Thoughts on Netezza

I’ve been using Netezza for a few months now and this post captures my opinions based on my limited experience. For context, I’m populating a Netezza database for a client. The database schema is managed by the client, and Netezza was selected prior to my involvement. Netezza is their data warehouse, but they’re also using it a little like an application database. They’re using a bi-temporal model, but that’s a subject for another post.

Let’s begin on a positive note.

Netezza is great at bulk loading data - it can suck in millions of rows per second. The external table syntax is simple and concise, and allows external tables to be defined as “same as” another table which removes all sorts if duplication problems. Netezza is also pretty fast for querying, especially over very large datasets. In short, Netezza is great as a data warehouse platform.

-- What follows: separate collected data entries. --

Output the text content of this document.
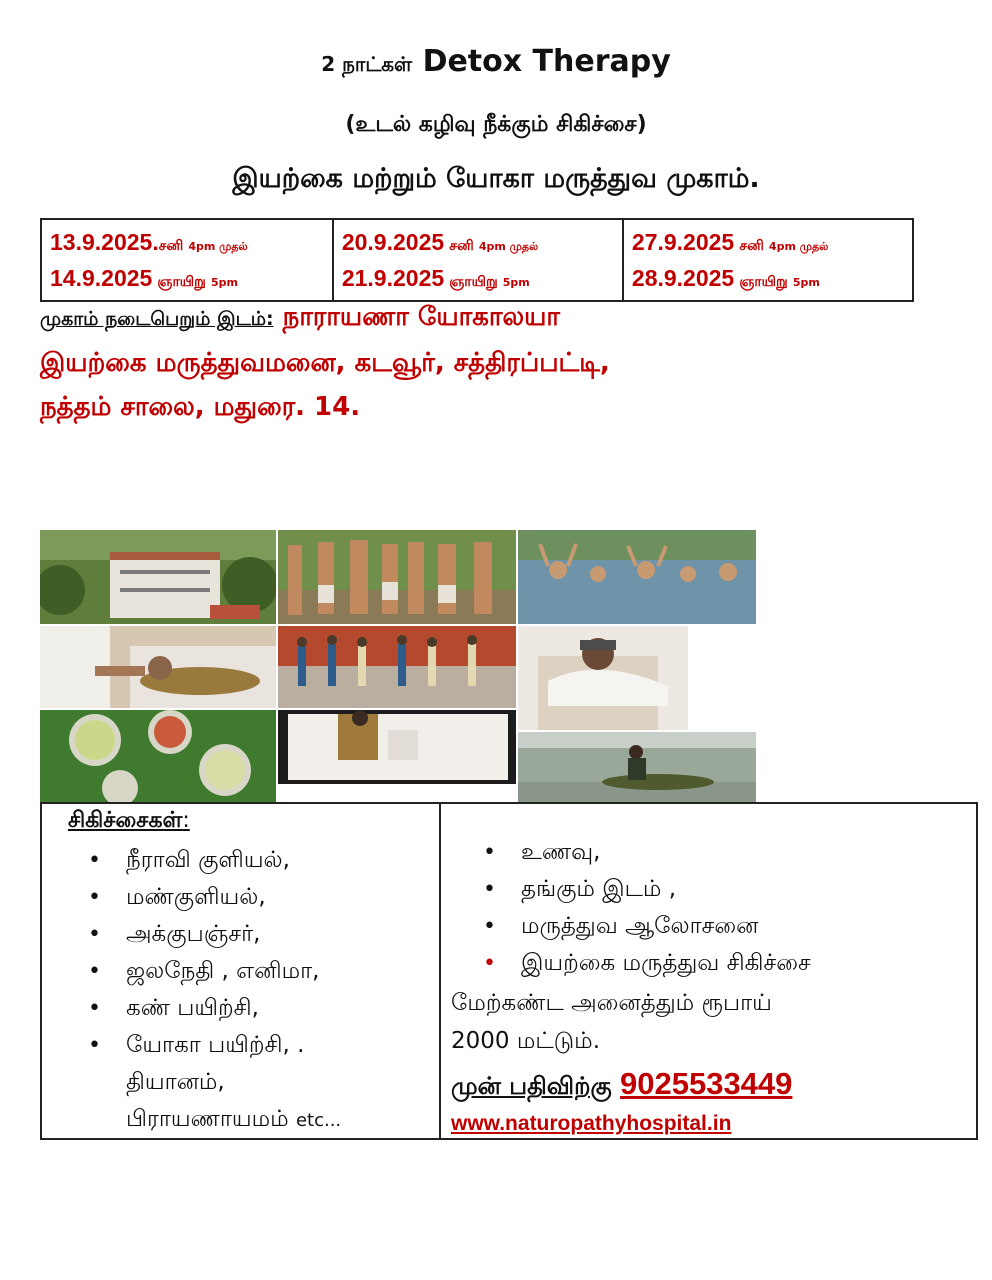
2 நாட்கள் Detox Therapy
(உடல் கழிவு நீக்கும் சிகிச்சை)
இயற்கை மற்றும் யோகா மருத்துவ முகாம்.
13.9.2025.சனி 4pm முதல்
14.9.2025 ஞாயிறு 5pm

20.9.2025 சனி 4pm முதல்
21.9.2025 ஞாயிறு 5pm

27.9.2025 சனி 4pm முதல்
28.9.2025 ஞாயிறு 5pm
முகாம் நடைபெறும் இடம்: நாராயணா யோகாலயா
இயற்கை மருத்துவமனை, கடவூர், சத்திரப்பட்டி,
நத்தம் சாலை, மதுரை. 14.
சிகிச்சைகள்:
• நீராவி குளியல்,
• மண்குளியல்,
• அக்குபஞ்சர்,
• ஜலநேதி , எனிமா,
• கண் பயிற்சி,
• யோகா பயிற்சி, .
தியானம்,
பிராயணாயமம் etc...
• உணவு,
• தங்கும் இடம் ,
• மருத்துவ ஆலோசனை
• இயற்கை மருத்துவ சிகிச்சை
மேற்கண்ட அனைத்தும் ரூபாய்
2000 மட்டும்.
முன் பதிவிற்கு 9025533449
www.naturopathyhospital.in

It can handle huge datasets without breaking a sweat.

But it is painfully slow at row-by-row insertions. It would almost be faster to type the data in by hand, or send it Snail Mail. Anything more than a few dozen rows and you can either go get a coffee or cut over to bulk loading.

Netezza has no meaningful support for constraints. Primary key constraints are ignored. Foreign keys? Ignored too. Unique constraints? Bzzt. In fact, the only constraints that I’ve seen it enforce are non-nullable columns. Constraint support may not matter to some people, but I like databases that police the integrity of my data in the same way I like using programming languages with a static type system. It prevents mistakes before they happen.

One of the coping mechanisms for dealing with the lack of constraint checking is to write automated processes that scan the database looking for violations. But it begs the question, “Why should we have to do this?”. Any reasonable RDBMS does this out-of-the-box. A custom, hand-coded solution can identify the constraint violations but the erroneous records may already be linked to millions of other rows, so correcting the problem becomes a headache.

And then there’s sequences. The underlying hardware architecture means Netezza has to allocate blocks of IDs to each SPU. Using small increments makes them slow, but large increments can quickly exceed the data size of the ID column, particularly if the server needs to be restarted.

To get around this, some developers start using complex SQL to create the identifiers based on max(id) + rownum. This approach works fine in a single-user environment but can cause duplicates when two queries hit the same table at the same time. But of course, Netezza won’t complain about duplicate keys so you won’t know unless you check for it.

Keep in mind that Netezza is an appliance. It’s a physical piece of hardware. IBM has released a software emulator for development purposes but it is a Virtual Machine that requires a fair bit of grunt to run (4 cores, 64-bit, 4Gb RAM). It has served us well, but it’s not quite the same as being able to fire up an instance of PostgreSQL or Oracle.

Netezza is not a drop-in replacement for Oracle or PostreSQL. It is not advertised as such, but it’s support for Big Data plus SQL make a compelling case to use it as an application database. Do not do this; it is the path to hell. IT management will try to push for this to maximize their ROI, but it will cost a lot more in the long run.

This post turned into a bit of a rant, and I apologise for that, but I had to get it off my chest.